Johnson debía hablar por teléfono durante la tarde con el presidente de la Comisión Europea, Jean-Claude Juncker, para discutir su propuesta.

“No creemos que realizar controles aduaneros en la isla de Irlanda sean la base de un acuerdo entre la UE y el Reino Unido”, consideró el canciller irlandés Simon Coveney en declaraciones al canal público RTE. Pero pidió ver “los detalles” antes de hacer “un juicio más completo”.

La perspectiva de reinstaurar una frontera en la isla de Irlanda en caso de Brexit sin acuerdo preocupa particularmente al gobierno de Dublín, que lo ve como una amenaza a la frágil paz establecida hace dos décadas entre los republicanos católicos –partidarios de la reunificación de la isla– y los unionistas protestantes, leales a la corona británica.

“Testículo de canguro” –

Determinado a unir a su partido, dividido durante décadas sobre la relación con la UE, Johnson desplegó todo su carisma para seducir a los delegados, tomándose a broma su difícil relación con un parlamento que desde su llegada al poder en julio no cesa de frustrar todas sus iniciativas, en un creciente ambiente de enfrentamiento y caos.

“Si el parlamento fuera un programa de telerrealidad, todos nosotros ya habríamos sido expulsados de la selva. Pero al menos podríamos haber visto al presidente de la cámara siendo forzado a comerse un testículo de canguro”, lanzó, desatando las risas.

“Fue inspirador, y también muy divertido por momentos, pero sigo pensando que no ha explicado cómo vamos a abandonar la UE a finales de octubre”, dijo a la AFP una delegada, Rosemary Hardwicke, procedente de la isla de Wight. “Creo que tenemos que irnos (de la UE) en algún momento y esto se ha alargado demasiado”, pero “preferiría que fuera con un acuerdo”, agregó.

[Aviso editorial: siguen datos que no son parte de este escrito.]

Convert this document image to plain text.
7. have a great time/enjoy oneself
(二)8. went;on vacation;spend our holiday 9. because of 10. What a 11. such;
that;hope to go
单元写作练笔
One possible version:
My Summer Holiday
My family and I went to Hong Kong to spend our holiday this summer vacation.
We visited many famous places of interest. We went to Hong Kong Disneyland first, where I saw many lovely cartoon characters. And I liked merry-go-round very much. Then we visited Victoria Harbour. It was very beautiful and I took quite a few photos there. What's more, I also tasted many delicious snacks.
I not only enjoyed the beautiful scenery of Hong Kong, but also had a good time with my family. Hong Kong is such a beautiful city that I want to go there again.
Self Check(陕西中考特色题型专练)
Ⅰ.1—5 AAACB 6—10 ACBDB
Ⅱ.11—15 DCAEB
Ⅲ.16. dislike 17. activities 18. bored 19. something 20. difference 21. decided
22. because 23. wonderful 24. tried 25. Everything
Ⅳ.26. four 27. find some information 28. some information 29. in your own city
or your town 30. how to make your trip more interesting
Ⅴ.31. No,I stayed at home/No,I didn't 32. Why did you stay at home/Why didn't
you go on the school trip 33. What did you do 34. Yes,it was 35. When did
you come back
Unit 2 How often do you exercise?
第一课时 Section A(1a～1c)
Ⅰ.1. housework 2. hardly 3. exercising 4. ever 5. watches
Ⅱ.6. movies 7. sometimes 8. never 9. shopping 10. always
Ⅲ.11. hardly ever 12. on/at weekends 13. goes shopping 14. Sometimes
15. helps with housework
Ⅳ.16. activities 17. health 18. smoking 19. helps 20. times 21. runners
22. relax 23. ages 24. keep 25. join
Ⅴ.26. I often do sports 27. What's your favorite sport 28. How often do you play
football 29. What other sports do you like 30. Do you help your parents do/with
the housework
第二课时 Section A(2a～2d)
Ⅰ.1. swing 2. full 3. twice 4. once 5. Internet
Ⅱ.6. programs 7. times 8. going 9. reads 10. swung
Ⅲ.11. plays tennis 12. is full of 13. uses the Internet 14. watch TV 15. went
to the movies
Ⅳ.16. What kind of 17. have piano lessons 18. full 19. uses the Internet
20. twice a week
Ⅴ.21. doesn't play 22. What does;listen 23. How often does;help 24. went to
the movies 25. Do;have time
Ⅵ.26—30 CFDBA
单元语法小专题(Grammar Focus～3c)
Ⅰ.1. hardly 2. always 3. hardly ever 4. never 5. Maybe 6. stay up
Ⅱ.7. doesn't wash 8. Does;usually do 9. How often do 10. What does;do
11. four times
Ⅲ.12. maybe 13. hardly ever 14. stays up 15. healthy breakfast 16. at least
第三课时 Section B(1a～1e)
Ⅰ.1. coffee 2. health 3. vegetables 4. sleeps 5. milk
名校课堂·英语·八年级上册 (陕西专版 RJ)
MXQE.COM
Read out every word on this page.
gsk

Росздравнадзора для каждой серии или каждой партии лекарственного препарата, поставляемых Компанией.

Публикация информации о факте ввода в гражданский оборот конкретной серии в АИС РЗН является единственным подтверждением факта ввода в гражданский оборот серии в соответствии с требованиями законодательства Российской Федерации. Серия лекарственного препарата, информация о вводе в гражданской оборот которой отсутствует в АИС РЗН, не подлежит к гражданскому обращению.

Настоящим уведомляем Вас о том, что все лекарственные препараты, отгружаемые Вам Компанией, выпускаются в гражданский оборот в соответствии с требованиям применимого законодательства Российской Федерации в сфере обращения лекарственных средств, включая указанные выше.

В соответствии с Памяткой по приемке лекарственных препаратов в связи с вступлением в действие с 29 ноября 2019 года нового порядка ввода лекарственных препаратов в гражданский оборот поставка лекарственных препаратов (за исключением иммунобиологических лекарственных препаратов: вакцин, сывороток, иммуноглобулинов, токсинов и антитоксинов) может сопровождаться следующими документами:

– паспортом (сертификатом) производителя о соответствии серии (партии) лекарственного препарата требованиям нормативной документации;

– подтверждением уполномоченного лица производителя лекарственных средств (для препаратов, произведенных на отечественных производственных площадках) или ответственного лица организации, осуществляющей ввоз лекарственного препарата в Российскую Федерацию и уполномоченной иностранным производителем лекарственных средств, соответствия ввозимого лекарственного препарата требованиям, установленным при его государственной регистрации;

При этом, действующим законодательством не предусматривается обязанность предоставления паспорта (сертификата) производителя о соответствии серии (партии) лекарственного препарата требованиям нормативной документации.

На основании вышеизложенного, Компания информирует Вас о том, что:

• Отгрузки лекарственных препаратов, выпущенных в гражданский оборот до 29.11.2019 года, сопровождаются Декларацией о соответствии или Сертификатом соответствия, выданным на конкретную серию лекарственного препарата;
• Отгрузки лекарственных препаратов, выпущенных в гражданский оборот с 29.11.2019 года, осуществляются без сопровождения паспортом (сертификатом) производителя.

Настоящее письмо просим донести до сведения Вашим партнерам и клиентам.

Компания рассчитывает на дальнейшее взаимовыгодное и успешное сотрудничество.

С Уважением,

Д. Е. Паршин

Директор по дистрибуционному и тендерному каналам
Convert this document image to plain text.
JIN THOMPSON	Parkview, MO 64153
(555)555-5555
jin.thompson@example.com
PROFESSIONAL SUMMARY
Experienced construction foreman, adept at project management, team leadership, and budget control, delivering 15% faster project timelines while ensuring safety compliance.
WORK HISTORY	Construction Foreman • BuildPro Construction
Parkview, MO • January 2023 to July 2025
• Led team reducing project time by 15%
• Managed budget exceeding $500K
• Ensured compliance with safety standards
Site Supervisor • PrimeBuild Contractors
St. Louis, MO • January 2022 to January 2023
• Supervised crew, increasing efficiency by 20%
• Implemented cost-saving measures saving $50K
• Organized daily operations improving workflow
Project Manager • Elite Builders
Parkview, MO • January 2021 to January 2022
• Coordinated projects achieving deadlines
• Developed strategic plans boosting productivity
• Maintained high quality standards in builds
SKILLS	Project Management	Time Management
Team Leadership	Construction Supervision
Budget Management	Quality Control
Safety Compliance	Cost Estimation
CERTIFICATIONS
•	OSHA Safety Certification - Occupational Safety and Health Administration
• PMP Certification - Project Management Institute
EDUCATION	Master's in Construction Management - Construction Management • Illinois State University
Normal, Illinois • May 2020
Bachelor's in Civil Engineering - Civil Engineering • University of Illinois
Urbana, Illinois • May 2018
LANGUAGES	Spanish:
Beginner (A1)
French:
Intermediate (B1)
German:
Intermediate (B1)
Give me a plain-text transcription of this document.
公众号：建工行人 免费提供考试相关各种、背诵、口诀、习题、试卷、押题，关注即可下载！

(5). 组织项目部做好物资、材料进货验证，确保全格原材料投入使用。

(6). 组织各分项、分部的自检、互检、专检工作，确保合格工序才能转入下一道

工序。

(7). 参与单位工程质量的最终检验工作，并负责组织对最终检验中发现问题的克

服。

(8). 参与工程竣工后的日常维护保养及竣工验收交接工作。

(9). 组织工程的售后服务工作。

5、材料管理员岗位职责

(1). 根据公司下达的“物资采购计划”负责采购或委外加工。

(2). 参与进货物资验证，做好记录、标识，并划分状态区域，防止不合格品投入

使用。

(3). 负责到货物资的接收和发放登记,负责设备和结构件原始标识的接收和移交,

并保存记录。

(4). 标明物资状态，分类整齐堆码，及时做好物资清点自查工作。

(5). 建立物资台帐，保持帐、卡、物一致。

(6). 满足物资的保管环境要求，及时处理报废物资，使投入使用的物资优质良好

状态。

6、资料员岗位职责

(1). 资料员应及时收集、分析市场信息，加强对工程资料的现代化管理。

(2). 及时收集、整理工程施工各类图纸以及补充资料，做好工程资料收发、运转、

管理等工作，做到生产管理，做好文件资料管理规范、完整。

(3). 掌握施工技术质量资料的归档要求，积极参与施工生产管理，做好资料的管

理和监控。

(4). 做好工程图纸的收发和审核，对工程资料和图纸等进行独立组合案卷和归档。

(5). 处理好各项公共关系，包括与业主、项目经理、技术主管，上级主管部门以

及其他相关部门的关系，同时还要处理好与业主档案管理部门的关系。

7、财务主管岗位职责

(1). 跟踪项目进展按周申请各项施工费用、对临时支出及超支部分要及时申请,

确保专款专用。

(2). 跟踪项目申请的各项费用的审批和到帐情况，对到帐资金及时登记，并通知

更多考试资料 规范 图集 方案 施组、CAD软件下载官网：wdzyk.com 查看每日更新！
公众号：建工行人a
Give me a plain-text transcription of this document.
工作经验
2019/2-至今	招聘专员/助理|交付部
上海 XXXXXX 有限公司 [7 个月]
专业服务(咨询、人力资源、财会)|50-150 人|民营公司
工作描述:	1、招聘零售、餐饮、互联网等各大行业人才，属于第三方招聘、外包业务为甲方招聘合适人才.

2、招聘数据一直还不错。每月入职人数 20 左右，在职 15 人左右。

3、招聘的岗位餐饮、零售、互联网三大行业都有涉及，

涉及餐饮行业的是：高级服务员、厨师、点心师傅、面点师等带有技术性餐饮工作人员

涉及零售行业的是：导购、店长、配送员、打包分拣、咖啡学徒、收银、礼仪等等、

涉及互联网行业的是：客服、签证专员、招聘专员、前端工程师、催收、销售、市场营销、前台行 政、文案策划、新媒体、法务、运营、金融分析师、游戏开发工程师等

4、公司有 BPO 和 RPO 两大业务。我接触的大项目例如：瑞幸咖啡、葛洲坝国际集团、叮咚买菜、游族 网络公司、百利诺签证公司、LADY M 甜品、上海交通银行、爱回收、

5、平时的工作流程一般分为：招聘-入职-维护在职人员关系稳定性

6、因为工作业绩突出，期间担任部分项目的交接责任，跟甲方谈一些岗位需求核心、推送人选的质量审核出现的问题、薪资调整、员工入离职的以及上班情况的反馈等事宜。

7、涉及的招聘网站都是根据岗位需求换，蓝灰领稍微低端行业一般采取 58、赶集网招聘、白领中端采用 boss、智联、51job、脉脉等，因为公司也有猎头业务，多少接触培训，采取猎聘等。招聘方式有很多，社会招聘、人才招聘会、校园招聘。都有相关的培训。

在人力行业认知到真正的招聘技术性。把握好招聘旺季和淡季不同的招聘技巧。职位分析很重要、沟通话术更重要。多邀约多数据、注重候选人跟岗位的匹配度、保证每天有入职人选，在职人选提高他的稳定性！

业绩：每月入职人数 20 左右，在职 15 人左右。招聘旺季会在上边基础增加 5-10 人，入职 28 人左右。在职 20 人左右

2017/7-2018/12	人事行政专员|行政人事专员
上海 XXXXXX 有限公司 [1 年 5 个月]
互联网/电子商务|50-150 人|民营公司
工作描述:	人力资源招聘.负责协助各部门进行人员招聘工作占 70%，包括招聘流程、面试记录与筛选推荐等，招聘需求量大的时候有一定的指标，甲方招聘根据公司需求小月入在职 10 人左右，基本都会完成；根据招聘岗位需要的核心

Más de tres años después del referéndum de 2016, el complicado proceso del Brexit ha sumido en una profunda crisis política al Reino Unido.

El acuerdo difícilmente negociado por la anterior primera ministra, Theresa May, fue rechazado tres veces por el parlamento británico: los euroescépticos consideraban que hace concesiones “inaceptables” a la UE mientras que para los proeuropeos sus condiciones son peores a las que tiene actualmente el país como miembro del bloque.

Inicialmente previsto para el pasado marzo, el Brexit ya fue aplazado dos veces, una decisión que requiere la aprobación unánime de los otros 27 miembros de la UE.

El parlamento británico aprobó en septiembre una ley que obliga a Johnson a solicitar otra prórroga a falta de un acuerdo el 19 de octubre, justo después de la cumbre europea.

Y, pese a la insistencia de los periodistas, el controvertido primer ministro no ha dicho cómo pretende sortearla.